In MW High Tech Projects v Balfour Beatty Kilpatrick, the claimant (“MW”) sought a Part 8 declaration that an adjudicator’s decision was of no legal effect. The basis for this claim was that no dispute existed between the parties, and therefore the adjudicator did not have jurisdiction.

Facts

MW had engaged the defendant (“BBK”) to carry out mechanical and electrical works at a project in Hull. The contract was an amended JCT Design and Build Sub-Contract 2011, which provided for sectional completion in five sections.

The contract contained extension of time provisions under which BBK were required to issue a notice where a delay was occurring or likely to occur, along with supporting particulars (clauses 2.17.1 and 2.17.2). BBK also had a duty to notify MW of any changes to existing claims, or provide any information that MW requested in relation to those claims (clause 2.17.3). Once BBK submitted its initial notice, MW was obliged to give its decision in respect of the extension of time as soon as “reasonably practicable”, or alternatively within sixteen weeks from the date of the original notice (clause 2.18.2).

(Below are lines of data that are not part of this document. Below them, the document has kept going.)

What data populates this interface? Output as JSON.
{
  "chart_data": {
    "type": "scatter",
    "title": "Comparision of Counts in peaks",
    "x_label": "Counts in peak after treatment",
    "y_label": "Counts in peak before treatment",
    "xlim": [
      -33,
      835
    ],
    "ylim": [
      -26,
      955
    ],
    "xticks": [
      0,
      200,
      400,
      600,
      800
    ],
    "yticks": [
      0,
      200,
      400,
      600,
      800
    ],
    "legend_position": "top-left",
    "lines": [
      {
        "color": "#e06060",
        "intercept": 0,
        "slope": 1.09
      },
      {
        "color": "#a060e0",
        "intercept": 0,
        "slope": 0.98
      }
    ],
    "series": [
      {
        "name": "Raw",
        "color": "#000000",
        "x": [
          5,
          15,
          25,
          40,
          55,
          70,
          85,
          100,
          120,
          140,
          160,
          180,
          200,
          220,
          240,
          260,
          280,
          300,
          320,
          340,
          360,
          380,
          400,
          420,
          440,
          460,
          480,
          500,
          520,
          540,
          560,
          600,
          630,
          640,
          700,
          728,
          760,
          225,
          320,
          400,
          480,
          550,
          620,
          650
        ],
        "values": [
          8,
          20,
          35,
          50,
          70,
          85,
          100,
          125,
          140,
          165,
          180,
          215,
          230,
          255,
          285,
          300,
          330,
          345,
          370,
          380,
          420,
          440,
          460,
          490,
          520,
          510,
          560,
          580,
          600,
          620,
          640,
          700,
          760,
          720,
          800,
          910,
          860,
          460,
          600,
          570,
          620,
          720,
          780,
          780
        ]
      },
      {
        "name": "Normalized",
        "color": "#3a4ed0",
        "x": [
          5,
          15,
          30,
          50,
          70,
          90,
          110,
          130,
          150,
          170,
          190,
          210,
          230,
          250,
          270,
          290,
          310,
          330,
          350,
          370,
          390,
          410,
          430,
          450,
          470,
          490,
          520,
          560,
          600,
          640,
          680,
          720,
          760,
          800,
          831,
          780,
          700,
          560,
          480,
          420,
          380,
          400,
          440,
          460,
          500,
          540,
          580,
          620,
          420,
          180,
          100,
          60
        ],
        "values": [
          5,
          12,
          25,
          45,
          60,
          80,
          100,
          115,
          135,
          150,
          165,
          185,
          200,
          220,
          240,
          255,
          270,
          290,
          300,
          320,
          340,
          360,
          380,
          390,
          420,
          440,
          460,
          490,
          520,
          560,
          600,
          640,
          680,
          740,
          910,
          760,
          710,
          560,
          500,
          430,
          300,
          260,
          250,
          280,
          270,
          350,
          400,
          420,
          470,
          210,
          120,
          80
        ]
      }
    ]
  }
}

On 2 March 2018, BBK issued a notice claiming an extension of time on Section 3. Between then and 27 February 2019, they issued four further notices in relation to extension of time claims. MW replied to none of these notices. On 30 July 2019, BBK issued an expert report (the “Goodman report”) to MW, which consolidated its previous claims and stated that the overall critical delay to Section 3 was 282 days. Having received no response within seven days, BBK served a notice of adjudication on MW on 8 August 2019. The adjudicator decided in favour of BBK, and awarded it the full 282 days of delay on Section 3.

Parties’ arguments

In the Part 8 proceedings, MW argued that the issuing of the Goodman report amounted to a new claim, as the delay analysis identified a new critical path. This new claim would then trigger a fresh sixteen-week consideration period. MW contended that as that consideration period had not expired by the time BBK referred the dispute to adjudication, no dispute could be said to have crystallised and therefore the adjudicator did not have jurisdiction to decide on the extension of time.

BBK argued that the notices following the initial notice dated 2 March 2018 simply provided further information on the issue of delay to Section 3 and did not amount to a new claim. Therefore, the sixteen-week consideration period had elapsed and a dispute existed, thus giving the adjudicator jurisdiction to decide it.

Decision

O’Farrell J restated the principles set out by Jackson J (as he then was) in Amec Civil Engineering Ltd v The Secretary of State for Transport [2004] EWHC 2339 (TCC) as to whether a dispute exists between the parties. In Amec, the judge stated that the point where a claim which has not been expressly declined becomes a dispute for the purposes of The Housing Grants, Construction and Regeneration Act 1996 (as amended) (the “HGCRA”) are dependent on the underlying facts.

The judge also cited Cantillon v Urvasco [2008] EWHC 282, where Akenhead J stated that a dispute should be defined broadly, and that “the claiming party [in an adjudication] is not limited to the arguments, contentions and evidence put forward by it before the dispute crystallised”.

Consequently, O’Farrell J held that the claims notices issued up to and including 27 February 2019 were cumulative, and a dispute had crystallised sixteen weeks thereafter. She also held that the Goodman report sent by BBK on 30 July 2019 did not amount to a fresh notification, as it simply supported the previous claims. Therefore, a dispute existed, and the adjudicator had produced an enforceable decision.

The judge further stated that “[i]t is a matter of fact and degree whether in any given case, a proper analysis leads to the conclusion that information provided under clause 2.17.3 supplements a notified claim or gives rise to a new claim”.

Commentary

The judgment confirms that where a contract contains claims notice provisions and a consideration period, no dispute will arise until that period expires. O’Farrell J noted that such provisions should be construed in a “sensible and commercial” way, whilst maintaining a party’s right under the HGRCA to refer a dispute to adjudication “at any time”.

O’Farrell J confirmed that attempts by a contractor to avoid adjudication by treating additional information as a fresh claim could be subverted by a sub-contractor.  In this scenario, the sub-contractor could refer a dispute as to whether a new claim existed or the contractor was in breach of clause 2.18. This guidance is particularly helpful to users of JCT contracts.

It was also notable that MW had failed to acknowledge or respond to any of BBK’s claims notices, as required by the contract. Parties should follow the agreed contractual notice procedures, especially when they are designed to manage disputes within the confines of the contract.